I was born on a Navy base in Tennessee, the reason my dad went out with my mom because he was attracted to her it seems from his side of the story. I only lived with him till I was two years old and my mom left him because she told me that he smacked her in the face with a gun. I think I asked him about it once and he denied it but he was also cheating on my mom at the time she claimed so thats also why she left him as well. When she left I had not seen him again till I was 16, now what happened in between those 14 years was pretty drastic.
For a few years my mom was hopping around to different family members, I can't really remember much of it because I was too young, but it was because she didn't have her husband; my dad to support her anymore. When my mom stopped living with her family I guess she found a better way of survival by moving in with friends, the first one was Susie. I had noticed Susie's kids had dads and I asked my mom about my dad around that time which was when I was in first grade. She told me that I have one and that he left us, and that he always wanted to own his own laundry-mat and maybe one day we would find. We always used laundry-mats to wash our clothes because we never had enough for our own washing machines or dryers so when I would go to laundry -mats with my mom I would always look for my dad.
I never found him and felt so sad about it, I thought it wasn't fair that other kids had fathers and that I didn't. I then tell my mom that I felt sad because of not having a dad, and her reply was well I can be your mom and your dad.
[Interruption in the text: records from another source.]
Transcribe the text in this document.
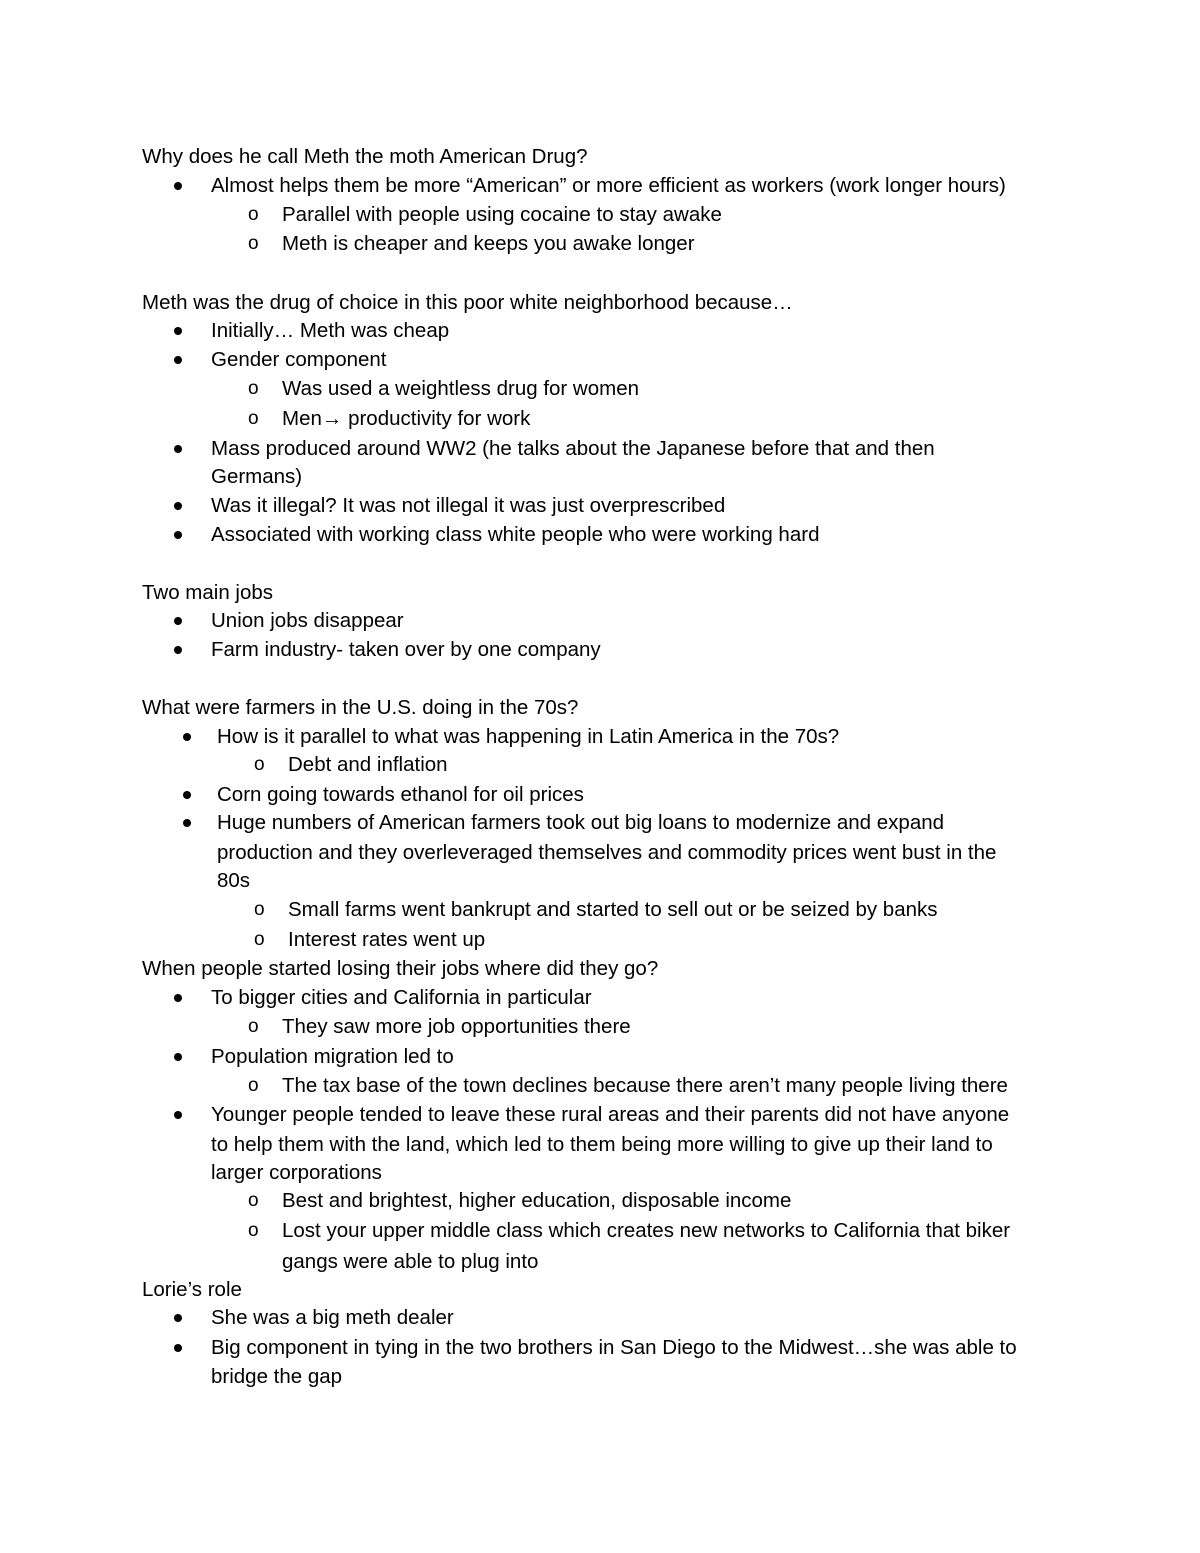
Why does he call Meth the moth American Drug?
Almost helps them be more “American” or more efficient as workers (work longer hours)
o Parallel with people using cocaine to stay awake
o Meth is cheaper and keeps you awake longer
Meth was the drug of choice in this poor white neighborhood because…
Initially… Meth was cheap
Gender component
o Was used a weightless drug for women
o Men→ productivity for work
Mass produced around WW2 (he talks about the Japanese before that and then
Germans)
Was it illegal? It was not illegal it was just overprescribed
Associated with working class white people who were working hard
Two main jobs
Union jobs disappear
Farm industry- taken over by one company
What were farmers in the U.S. doing in the 70s?
How is it parallel to what was happening in Latin America in the 70s?
o Debt and inflation
Corn going towards ethanol for oil prices
Huge numbers of American farmers took out big loans to modernize and expand
production and they overleveraged themselves and commodity prices went bust in the
80s
o Small farms went bankrupt and started to sell out or be seized by banks
o Interest rates went up
When people started losing their jobs where did they go?
To bigger cities and California in particular
o They saw more job opportunities there
Population migration led to
o The tax base of the town declines because there aren’t many people living there
Younger people tended to leave these rural areas and their parents did not have anyone
to help them with the land, which led to them being more willing to give up their land to
larger corporations
o Best and brightest, higher education, disposable income
o Lost your upper middle class which creates new networks to California that biker
gangs were able to plug into
Lorie’s role
She was a big meth dealer
Big component in tying in the two brothers in San Diego to the Midwest…she was able to
bridge the gap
That made me happy for a year or so, until I started to feel empty again you can say. I started going to church and started praying to god every night for my dad to return to some how save me from the hell I lived in which was my moms anger, our lack of money, not having food all the time, being hit, moving from house to house more then once a year sometimes, etc. All I wanted was for god to some how answer my prays to have my dad save me. That obviously never happened and I decided to think of god as my father, since I never really had and I had learned from religion that we are gods children so if that was so then I just started calling god dad/ father every night I prayed. I did this for years till I was a teenager, I was living with my aunt at the time and she tells me that they found my dad and that he lived in Florida.
I hated the fact that they found him, I had blamed my whole fucked up life on his absence, and now he is here. At first I didn't want to see him but when I moved back with my mom I did because it was back to living in poor conditions. I was told he was doing well off with money and I felt like he owed me because of how shitty my life was. I had went to go live with him for a month but it turned out that I lived with his mom instead, which was interesting but I wanted to go there for him to buy me things and do a lot of catching up, none of that happened, I saw him like three or four times the whole month I was down there and was even more disappointed with life.
When I came back I tried to have as much fun as possible to forget my life and what has happened in it. Stopped praying completely and went to drugs and alcohol and cigarettes completely. So for 6 years I fucked myself over not having a dad and blaming him for my shitty lifestyle.
About a year and a half ago he introduced me into the law of attraction and like the gullible fool I was I listened and tried to practice it through my meditation; what I got from it was just a bunch of made up bullshit information. I saw that my dad had nice cars and houses and thought it worked, and it worked for me too but in the context of what I existed as, and at that time was fun and knowledge seeking, so thats all that I got from the law of attraction. I hated my dad in the sense that he had all this money to feed his greed but couldn't support his in need of money kid. That's how I saw that as and then came to Desteni which I asked for money to help pay for as well and got a no as well. He says he supports me and what I do but it is just mental support, no actual physical support so when he told me that I meant nothing because nothing has changed. I can't count on him to support me and this whole time that is what I looked for, was his support. I can only count on myself as self support.